Talk
Critical Minerals Geology and Exploration

Unravelling the Effects of Deformation on Clastic-Dominated Zn-Pb deposits: A Case Study of the Howard’s Pass XY deposits

Online pre-recorded
(Student abstract)

Author(s)

D.K. Kamal (Presenting)
University of British Columbia
K.A.H. Hickey
University of British Columbia
M.A. Reynolds
Northwest Territories Geological Survey, GNWT

Clastic-dominated (CD) sulfide deposits are a major source of critical metals (Zn, In, Ge, etc.) that are needed for the global transition to a green energy economy. These deposits typically form in extensional basins located near the edge of intact continental lithosphere and are prone to crustal shortening in later orogenic events. As a consequence, CD deposits commonly undergo ductile deformation and metamorphism as the host basins are incorporated into developing fold-and-thrust mountain belts. Basin structures may reactivate and concentrate deformation into different structural domains. Such deformation can have significant effects on the spatial distribution of ore and its associated sulfide mineralogy and gangue.

The CD Zn-Pb deposits of the Howard’s Pass district represent one of the world’s largest undeveloped massive sulfide districts. Sulfide deposition occurred during the Silurian and the deposits were deformed during the Cretaceous Cordilleran Orogeny. The Zn-Pb deposits have been incorporated into a series of upright to steeply inclined WNW striking, gently plunging folds in a 40 km corridor along the border of the Yukon and the Northwest Territories. Owing to the structural complexity of deposits, multiple models have been proposed for their evolution. A recent model proposes that the deposits are hosted in a regional shear zone where transposition of bedding and thrust faulting has resulted in previously interpreted stratigraphic boundaries being tectonic in origin.

This study aims to test this hypothesis and is focused on the XY group of deposits of the Howard’s Pass district. Lithostratigraphic and structural mapping indicate one main phase of folding, F1, is responsible for the gross geometry of the deposits. The XY cluster is located on the southern limb of a macroscopic syncline. A regionally developed, steeply NE dipping, cleavage, S1, is axial planar to F1 folds. The S1 fabric manifests as a slaty cleavage comprising pervasive dissolution seams. The mineralization at XY is hosted in the Duo Lake Formation. In mineralized strata, S1 forms sulfide-rich dissolution seams with local remobilization of sphalerite, galena, and pyrite. The seams are axial planar to microfolds and transition to a stylolitic dissolution foliation in intervening layers of non-mineralized carbonaceous mudstone. A later kink fabric, S2, crenulates S0 and S1 at the microscopic and mesoscopic scale and shows a sinistral sense of asymmetry. A series of WNW and NNE striking faults exhibit normal dip-slip movement and overprint F1 folds.
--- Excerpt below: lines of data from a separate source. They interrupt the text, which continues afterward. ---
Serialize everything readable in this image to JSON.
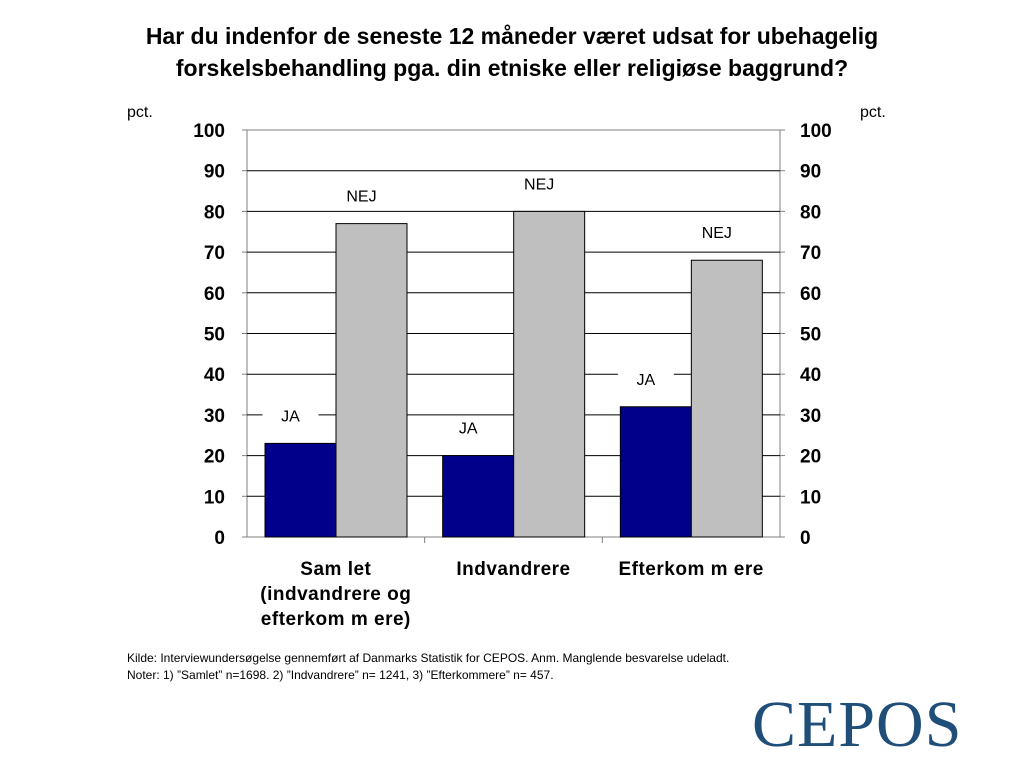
{
  "title_lines": [
    "Har du indenfor de seneste 12 måneder været udsat for ubehagelig",
    "forskelsbehandling pga. din etniske eller religiøse baggrund?"
  ],
  "chart_data": {
    "type": "bar",
    "title": "Har du indenfor de seneste 12 måneder været udsat for ubehagelig forskelsbehandling pga. din etniske eller religiøse baggrund?",
    "ylabel_left": "pct.",
    "ylabel_right": "pct.",
    "ylim": [
      0,
      100
    ],
    "yticks": [
      0,
      10,
      20,
      30,
      40,
      50,
      60,
      70,
      80,
      90,
      100
    ],
    "grid": true,
    "categories": [
      [
        "Sam let",
        "(indvandrere og",
        "efterkom m ere)"
      ],
      [
        "Indvandrere"
      ],
      [
        "Efterkom m ere"
      ]
    ],
    "series": [
      {
        "name": "JA",
        "color": "#00008b",
        "values": [
          23,
          20,
          32
        ]
      },
      {
        "name": "NEJ",
        "color": "#bfbfbf",
        "values": [
          77,
          80,
          68
        ]
      }
    ]
  },
  "footnote": {
    "source": "Kilde: Interviewundersøgelse gennemført af Danmarks Statistik for CEPOS. Anm. Manglende besvarelse udeladt.",
    "notes": "Noter: 1) ”Samlet” n=1698. 2) ”Indvandrere” n= 1241, 3) ”Efterkommere” n= 457."
  },
  "logo": {
    "text": "CEPOS",
    "color": "#1f4e79"
  }
}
Lithofacies adjacent to these faults preserve no evidence that they were active at the time of sedimentation or controlled the upwelling of metalliferous fluids that formed the XY deposits.

Results from this study indicate that the geometry of the XY deposits is primarily controlled by folding and contacts between units are dominantly stratigraphic in origin. S1 and S2 are the only foliations observed. No shear zone fabrics were identified and there is no evidence for strong transposition of bedding. Ongoing work will integrate modern geochemical and microanalytical techniques to evaluate the scales at which sulfides are remobilized and assess the impacts of remobilization on the economic viability of orebodies in deformed CD deposits.